La prescrizione non è decorsa.
Il credito erariale per la riscossione dell'imposta è soggetto non già al termine di prescrizione quinquennale previsto dall'art. 2948, n. 4, cod. civ. – “per tutto ciò che deve pagarsi periodicamente ad anno o in termini più brevi” – bensì all'ordinario termine di prescrizione decennale di cui all'art. 2946 cod. civ., in quanto la prestazione tributaria, attesa l'autonomia dei singoli periodi d'imposta e delle relative obbligazioni, non puòconsiderarsi una prestazione periodica, derivando il debito, anno per anno, da una nuova ed autonomavalutazione in ordine alla sussistenza dei presupposti impositivi (v. espressamente, Cass. Civ. sez.n.10549/2019, Cass. Civ. – sent. del 14.11. 2014 e n. 24322 Sez. 5, Cass. Civ. Sentenza n. 2941 del
9/02/2007; Sez. U, Sentenza n. 8500 del 25/03/2021).

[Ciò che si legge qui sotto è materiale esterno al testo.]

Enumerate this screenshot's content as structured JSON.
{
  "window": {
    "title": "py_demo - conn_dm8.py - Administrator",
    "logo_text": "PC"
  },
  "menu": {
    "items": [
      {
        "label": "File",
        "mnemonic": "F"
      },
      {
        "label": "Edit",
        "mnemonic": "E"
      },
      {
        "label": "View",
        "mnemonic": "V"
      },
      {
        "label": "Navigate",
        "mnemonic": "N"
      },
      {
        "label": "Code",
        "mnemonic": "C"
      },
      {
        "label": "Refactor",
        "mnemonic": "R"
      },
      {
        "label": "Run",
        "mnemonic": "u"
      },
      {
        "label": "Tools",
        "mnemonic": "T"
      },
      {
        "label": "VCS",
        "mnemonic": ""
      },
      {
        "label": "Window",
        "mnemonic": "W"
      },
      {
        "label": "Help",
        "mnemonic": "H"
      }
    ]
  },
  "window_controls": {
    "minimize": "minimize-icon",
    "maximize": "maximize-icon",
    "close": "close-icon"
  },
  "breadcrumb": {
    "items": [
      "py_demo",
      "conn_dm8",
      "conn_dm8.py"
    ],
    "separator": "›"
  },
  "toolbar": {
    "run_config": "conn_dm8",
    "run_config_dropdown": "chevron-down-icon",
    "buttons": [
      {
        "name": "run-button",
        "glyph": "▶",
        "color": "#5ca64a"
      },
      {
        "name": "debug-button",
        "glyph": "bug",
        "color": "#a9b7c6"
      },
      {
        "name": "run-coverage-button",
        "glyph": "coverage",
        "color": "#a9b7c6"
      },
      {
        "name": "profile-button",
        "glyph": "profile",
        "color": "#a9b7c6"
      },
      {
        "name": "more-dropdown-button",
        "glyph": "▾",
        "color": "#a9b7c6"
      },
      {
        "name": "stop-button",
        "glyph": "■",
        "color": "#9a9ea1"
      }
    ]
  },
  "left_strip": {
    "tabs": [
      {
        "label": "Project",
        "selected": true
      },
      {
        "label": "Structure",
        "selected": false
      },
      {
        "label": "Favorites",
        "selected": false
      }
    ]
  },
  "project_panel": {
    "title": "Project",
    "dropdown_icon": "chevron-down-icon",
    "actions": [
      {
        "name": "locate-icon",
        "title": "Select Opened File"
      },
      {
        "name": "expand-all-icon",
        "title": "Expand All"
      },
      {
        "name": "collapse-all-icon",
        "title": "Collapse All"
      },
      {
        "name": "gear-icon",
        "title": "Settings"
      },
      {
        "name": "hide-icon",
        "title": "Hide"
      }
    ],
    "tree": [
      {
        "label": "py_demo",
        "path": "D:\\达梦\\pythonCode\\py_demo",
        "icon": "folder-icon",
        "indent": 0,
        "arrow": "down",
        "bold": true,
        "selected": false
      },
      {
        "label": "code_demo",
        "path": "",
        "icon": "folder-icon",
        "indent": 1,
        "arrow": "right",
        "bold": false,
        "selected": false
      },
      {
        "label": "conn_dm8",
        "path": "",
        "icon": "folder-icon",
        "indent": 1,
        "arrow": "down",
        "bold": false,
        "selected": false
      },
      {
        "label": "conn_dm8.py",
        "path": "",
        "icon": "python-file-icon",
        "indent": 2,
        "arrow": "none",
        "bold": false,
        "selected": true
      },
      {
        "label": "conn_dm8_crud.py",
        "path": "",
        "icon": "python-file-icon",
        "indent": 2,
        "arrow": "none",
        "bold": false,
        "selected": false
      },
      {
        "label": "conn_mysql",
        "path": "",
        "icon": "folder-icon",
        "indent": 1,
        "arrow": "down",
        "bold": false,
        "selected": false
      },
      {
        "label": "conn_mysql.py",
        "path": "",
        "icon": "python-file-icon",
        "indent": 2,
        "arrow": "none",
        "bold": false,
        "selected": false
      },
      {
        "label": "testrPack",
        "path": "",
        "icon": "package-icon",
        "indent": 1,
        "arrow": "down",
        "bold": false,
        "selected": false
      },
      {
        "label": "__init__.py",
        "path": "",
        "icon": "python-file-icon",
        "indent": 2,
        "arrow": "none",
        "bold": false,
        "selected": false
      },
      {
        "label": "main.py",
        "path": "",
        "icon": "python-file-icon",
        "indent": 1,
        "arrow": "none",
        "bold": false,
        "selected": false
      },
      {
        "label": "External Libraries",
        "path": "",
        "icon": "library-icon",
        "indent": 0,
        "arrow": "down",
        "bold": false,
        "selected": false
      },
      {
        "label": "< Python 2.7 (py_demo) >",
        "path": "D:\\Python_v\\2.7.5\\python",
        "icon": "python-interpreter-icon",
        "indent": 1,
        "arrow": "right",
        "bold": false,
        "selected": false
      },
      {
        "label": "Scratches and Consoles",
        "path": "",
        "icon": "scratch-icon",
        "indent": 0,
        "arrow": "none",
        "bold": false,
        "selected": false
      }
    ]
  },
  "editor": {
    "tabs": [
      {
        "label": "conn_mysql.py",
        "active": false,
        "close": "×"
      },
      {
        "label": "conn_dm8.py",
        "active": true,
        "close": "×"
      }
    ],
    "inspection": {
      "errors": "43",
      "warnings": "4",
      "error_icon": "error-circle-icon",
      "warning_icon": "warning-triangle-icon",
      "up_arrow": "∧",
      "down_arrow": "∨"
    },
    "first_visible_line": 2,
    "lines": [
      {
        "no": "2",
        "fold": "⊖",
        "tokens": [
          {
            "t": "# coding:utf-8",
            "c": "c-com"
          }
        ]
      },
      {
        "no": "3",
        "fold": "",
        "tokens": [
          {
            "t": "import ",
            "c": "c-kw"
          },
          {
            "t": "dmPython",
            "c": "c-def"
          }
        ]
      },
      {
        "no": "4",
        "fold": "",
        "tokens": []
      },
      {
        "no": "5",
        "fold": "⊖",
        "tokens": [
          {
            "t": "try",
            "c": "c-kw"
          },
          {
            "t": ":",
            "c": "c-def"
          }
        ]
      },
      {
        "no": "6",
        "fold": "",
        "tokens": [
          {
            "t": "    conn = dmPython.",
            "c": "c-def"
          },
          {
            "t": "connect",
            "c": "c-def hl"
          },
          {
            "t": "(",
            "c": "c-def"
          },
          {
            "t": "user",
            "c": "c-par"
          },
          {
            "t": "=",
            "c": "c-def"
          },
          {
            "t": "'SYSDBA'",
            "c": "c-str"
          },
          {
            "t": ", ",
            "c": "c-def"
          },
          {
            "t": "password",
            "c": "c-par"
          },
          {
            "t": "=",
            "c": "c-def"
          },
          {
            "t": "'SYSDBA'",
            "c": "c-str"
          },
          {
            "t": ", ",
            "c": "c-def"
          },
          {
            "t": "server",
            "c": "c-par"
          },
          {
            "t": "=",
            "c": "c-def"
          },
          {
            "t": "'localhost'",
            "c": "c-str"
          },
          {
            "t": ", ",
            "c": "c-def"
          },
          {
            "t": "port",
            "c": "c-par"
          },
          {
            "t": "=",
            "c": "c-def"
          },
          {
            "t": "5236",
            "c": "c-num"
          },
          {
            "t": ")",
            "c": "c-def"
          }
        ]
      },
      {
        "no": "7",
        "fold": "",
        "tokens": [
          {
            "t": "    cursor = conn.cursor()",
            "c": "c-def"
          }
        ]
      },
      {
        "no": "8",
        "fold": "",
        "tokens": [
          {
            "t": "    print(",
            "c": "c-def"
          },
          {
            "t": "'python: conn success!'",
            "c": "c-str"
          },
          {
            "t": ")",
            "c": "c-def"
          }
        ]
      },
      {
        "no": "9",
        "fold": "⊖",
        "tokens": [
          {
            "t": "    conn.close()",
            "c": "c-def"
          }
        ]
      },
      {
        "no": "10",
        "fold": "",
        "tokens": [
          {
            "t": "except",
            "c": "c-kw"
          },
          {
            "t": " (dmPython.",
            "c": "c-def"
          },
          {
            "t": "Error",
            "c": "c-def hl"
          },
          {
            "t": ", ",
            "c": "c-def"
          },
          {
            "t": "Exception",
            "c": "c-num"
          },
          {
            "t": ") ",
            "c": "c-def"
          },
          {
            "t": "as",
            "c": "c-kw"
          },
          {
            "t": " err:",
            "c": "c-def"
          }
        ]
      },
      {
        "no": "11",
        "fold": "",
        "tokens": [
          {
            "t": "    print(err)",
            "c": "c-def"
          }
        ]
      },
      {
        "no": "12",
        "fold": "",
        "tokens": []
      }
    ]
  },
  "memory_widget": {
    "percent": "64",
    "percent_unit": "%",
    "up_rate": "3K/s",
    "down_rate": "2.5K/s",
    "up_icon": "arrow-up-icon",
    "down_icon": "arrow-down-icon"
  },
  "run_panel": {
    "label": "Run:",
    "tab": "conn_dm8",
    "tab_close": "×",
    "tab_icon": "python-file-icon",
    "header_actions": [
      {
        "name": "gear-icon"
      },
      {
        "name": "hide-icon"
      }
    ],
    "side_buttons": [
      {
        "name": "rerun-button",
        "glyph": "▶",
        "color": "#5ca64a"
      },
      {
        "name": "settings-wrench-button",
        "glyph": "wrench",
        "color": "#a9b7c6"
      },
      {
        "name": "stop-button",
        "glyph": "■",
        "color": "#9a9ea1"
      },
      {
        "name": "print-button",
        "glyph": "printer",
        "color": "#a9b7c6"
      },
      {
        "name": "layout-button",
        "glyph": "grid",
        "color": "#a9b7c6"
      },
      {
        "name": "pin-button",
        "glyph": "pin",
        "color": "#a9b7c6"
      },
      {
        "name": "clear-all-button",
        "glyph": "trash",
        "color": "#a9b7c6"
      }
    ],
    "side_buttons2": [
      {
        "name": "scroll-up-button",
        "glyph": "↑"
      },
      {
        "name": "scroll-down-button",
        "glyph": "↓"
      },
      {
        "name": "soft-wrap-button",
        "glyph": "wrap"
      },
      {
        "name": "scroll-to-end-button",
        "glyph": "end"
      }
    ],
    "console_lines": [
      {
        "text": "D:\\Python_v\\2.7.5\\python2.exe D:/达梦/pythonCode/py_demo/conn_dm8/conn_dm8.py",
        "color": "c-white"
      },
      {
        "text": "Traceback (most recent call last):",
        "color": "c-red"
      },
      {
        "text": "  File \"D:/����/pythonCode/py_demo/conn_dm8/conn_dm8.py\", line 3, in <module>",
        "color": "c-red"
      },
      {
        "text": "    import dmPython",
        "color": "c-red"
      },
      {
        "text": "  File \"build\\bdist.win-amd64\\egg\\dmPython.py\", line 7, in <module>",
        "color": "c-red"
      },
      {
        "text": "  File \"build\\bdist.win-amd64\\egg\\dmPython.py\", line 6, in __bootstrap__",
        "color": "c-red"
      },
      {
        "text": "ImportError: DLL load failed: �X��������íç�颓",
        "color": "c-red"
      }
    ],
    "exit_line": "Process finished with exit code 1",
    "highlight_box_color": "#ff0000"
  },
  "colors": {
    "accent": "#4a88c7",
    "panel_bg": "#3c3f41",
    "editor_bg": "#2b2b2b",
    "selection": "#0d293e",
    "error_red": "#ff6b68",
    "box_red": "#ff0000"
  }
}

Segnatamente con d.l. n. 18/2020, cd. “Decreto Cura Italia” è stata disposta la sospensione, fino al 31 maggio
2020, della notifica di cartelle ed altri atti di riscossione. Successivamente, in linea con le tempistiche previste dai provvedimenti legati allo stato di emergenza sanitaria, il cd. “Decreto Agosto” (d.l. n. 104/2020) ha previsto il rinvio dei termini di scadenza delle misure introdotte nei precedenti decreti legge fino al 15 ottobre 2020, ulteriormente differiti al 31 dicembre 2020 dal d.l. n. 125/2020. Il d.l. n. 183/2020, convertito con modificazioni dalla Legge n. 21/2021, ha poi fissato al 28 febbraio 2021 la scadenza del periodo di sospensione dell'attività di riscossione, ulteriormente differita al 30 aprile 2021 dal "Decreto Sostegni" (d.l. n. 41/2021). Il “Decreto
Sostegni-bis” (d.l. n. 73/2021) ha ancora una volta prolungato i termini di sospensione al 30 giugno 2021, prorogati ulteriormente al 31/08/2021 dalla legge di conversione n. 106/2021, di conversione del “Decreto
Sostegni-bis”.
Al lume delle argomentazioni che precedono il ricorso dev'essere rigettato.
Le spese seguono la soccombenza e si liquidano come da dispositivo in favore di parte resistente con applicazione del d.m. n.55 del 2014 e succ. modifiche.
P.Q.M.
La Corte di Giustizia Tributaria di primo grado di Roma – Sez. 22 Respinge il ricorso;
condanna la parte ricorrente al pagamento delle spese processuali sostenute dalla Agenzia delle Entrate liquidate in euro
1400,00 per compenso professionale oltre accessori di legge. Nulla sulle spese nei confronti dell'ADER.